No final do segundo tempo, Michael, do Al Hilal, entrou em campo e fez um salseiro. Muito veloz, ele criou boas jogadas e, em uma delas, Vietto marcou o último gol da partida e o terceiro de seu time. Apesar da disposição e até coragem do time saudita, ninguém, em sã consciência, sentiu que, em algum momento do segundo tempo, o Real Madrid perderia o controle do jogo e o título. A percepção, ao longo de todo o jogo, exceto nos minutos finais da primeira etapa, é de que o Real controlava o confronto e que, com a máxima naturalidade, faria os seus gols. Enfim, o clube espanhol cumpriu o seu favoritismo ao vencer o seu oponente, o Al Hilal, por 5X3.
Já que estamos falando do time merengue, um dos maiores senão o maior clube do mundo, gostaria de fazer uma menção ao interessante documentário, indicado abaixo, que aborda uma infindável discussão presente no futebol espanhol: o papel da ditadura franquista (1936-1975) para tornar o modesto Real Madrid em um gigante conhecido em todo o planeta.
O documentário, de autoria de Carles Torras, produzido em 2014, possui o seguinte título: “O Madrid real. A lenda negra da glória branca”. Ele defende a ideia de que o clube da capital espanhola era um time modesto e que o seu crescimento é fruto dos favores da ditadura encabeçada por Franco. O filme conta com depoimentos de ex-dirigentes, do craque Di Stéfano e até do neto do ditador espanhol. Ele pode ser encontrado na internet, no site: https://ludopedio.org.br/biblioteca/la-leyenda-negra-de-la-gloria-blanca/.
O documentário, de pouco menos de uma hora, apresenta quatro importantes argumentos na defesa de sua hipótese: a influência franquista na contratação do craque argentino Di Stéfano, a construção do estádio Santiago Bernabéu, o uso do clube para promover o regime e como propaganda internacional e, finalmente, os favores dos árbitros para a equipe merengue.
O jogador argentino, reza a lenda, iria assinar com o Barcelona, equipe símbolo da Catalunha e que contava com um time poderoso comandado pelo húngaro Ladislao Kubala. Franco, contrário ao independentismo catalão e interessado em fortalecer sua imagem e a do seu regime, interna e externamente, resolveu auxiliar o Real Madrid, clube que, apesar do ditador nunca ter afirmado, seria o seu time do coração.

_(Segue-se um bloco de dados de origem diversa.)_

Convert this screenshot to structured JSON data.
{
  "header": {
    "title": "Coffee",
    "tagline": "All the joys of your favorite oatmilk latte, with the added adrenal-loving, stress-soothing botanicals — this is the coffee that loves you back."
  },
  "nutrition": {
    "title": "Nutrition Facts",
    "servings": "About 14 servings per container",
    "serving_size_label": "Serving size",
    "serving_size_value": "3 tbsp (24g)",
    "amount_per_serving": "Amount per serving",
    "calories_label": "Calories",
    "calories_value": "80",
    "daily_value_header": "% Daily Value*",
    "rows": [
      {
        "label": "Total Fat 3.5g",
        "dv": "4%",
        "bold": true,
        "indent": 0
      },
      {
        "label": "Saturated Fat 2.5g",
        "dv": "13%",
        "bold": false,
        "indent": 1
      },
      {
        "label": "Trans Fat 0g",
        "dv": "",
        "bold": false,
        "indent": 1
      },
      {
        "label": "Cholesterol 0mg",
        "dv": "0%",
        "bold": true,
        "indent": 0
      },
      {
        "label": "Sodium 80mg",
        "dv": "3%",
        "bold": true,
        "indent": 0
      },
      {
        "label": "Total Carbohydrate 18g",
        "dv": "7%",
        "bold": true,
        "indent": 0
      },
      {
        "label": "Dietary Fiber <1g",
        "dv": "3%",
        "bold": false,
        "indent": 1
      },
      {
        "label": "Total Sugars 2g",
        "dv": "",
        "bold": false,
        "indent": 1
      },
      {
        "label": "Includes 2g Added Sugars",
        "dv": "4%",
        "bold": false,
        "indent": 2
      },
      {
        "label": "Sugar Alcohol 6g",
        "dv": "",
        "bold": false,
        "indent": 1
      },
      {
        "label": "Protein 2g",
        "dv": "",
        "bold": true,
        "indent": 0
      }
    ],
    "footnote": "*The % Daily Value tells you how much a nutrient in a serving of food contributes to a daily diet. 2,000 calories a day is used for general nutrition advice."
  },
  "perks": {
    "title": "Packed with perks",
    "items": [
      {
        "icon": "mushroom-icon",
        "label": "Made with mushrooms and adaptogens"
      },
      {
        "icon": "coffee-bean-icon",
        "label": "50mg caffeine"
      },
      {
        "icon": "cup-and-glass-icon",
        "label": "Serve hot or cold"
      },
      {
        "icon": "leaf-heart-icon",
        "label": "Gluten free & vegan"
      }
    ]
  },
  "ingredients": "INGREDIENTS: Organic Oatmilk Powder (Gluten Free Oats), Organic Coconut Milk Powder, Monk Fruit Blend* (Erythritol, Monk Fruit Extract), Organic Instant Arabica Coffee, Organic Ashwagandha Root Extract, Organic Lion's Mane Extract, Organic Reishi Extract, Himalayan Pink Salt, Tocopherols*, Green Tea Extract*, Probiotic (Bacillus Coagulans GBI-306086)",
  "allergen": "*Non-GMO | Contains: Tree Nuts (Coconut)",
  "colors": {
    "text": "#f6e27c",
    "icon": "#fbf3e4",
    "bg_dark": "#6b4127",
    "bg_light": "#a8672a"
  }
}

Para contar com Di Stéfano era preciso superar a confusão entre o River Plate e o Millonarios da Colômbia que disputavam os direitos sobre o jogador. O clube catalão fechou com o clube argentino e o Real tratou diretamente com os colombianos. A inusitada decisão da federação espanhola foi que o craque atuasse uma temporada em cada time durante quatro anos. O Barcelona considerou o negócio absurdo e desistiu da contratação do atleta que foi jogar e fazer enorme sucesso no Real Madrid. Segundo o documentário, a decisão da federação espanhola foi resultado da pressão de Franco.
As confusões e fofocas que envolvem dinheiro público e a construção de estádios não são privilégios da vida política brasileira. A película afirma que a construção do estádio só foi viabilizada com dinheiro público. É importante lembrar que Santiago Bernabéu, na época, era o presidente do Real Madrid e que além de ex-jogador do clube ele foi soldado nas tropas de Franco.
Independente da polêmica da ajuda ou não do regime franquista, é fato que o Real Madrid, sob os auspícios do ditador, encerrou um jejum de duas décadas sem ganhar o Espanhol e, a partir daí, tornou-se um clube muito vencedor. Enfim, a história do gigante espanhol não é tão imaculada quanto o seu uniforme.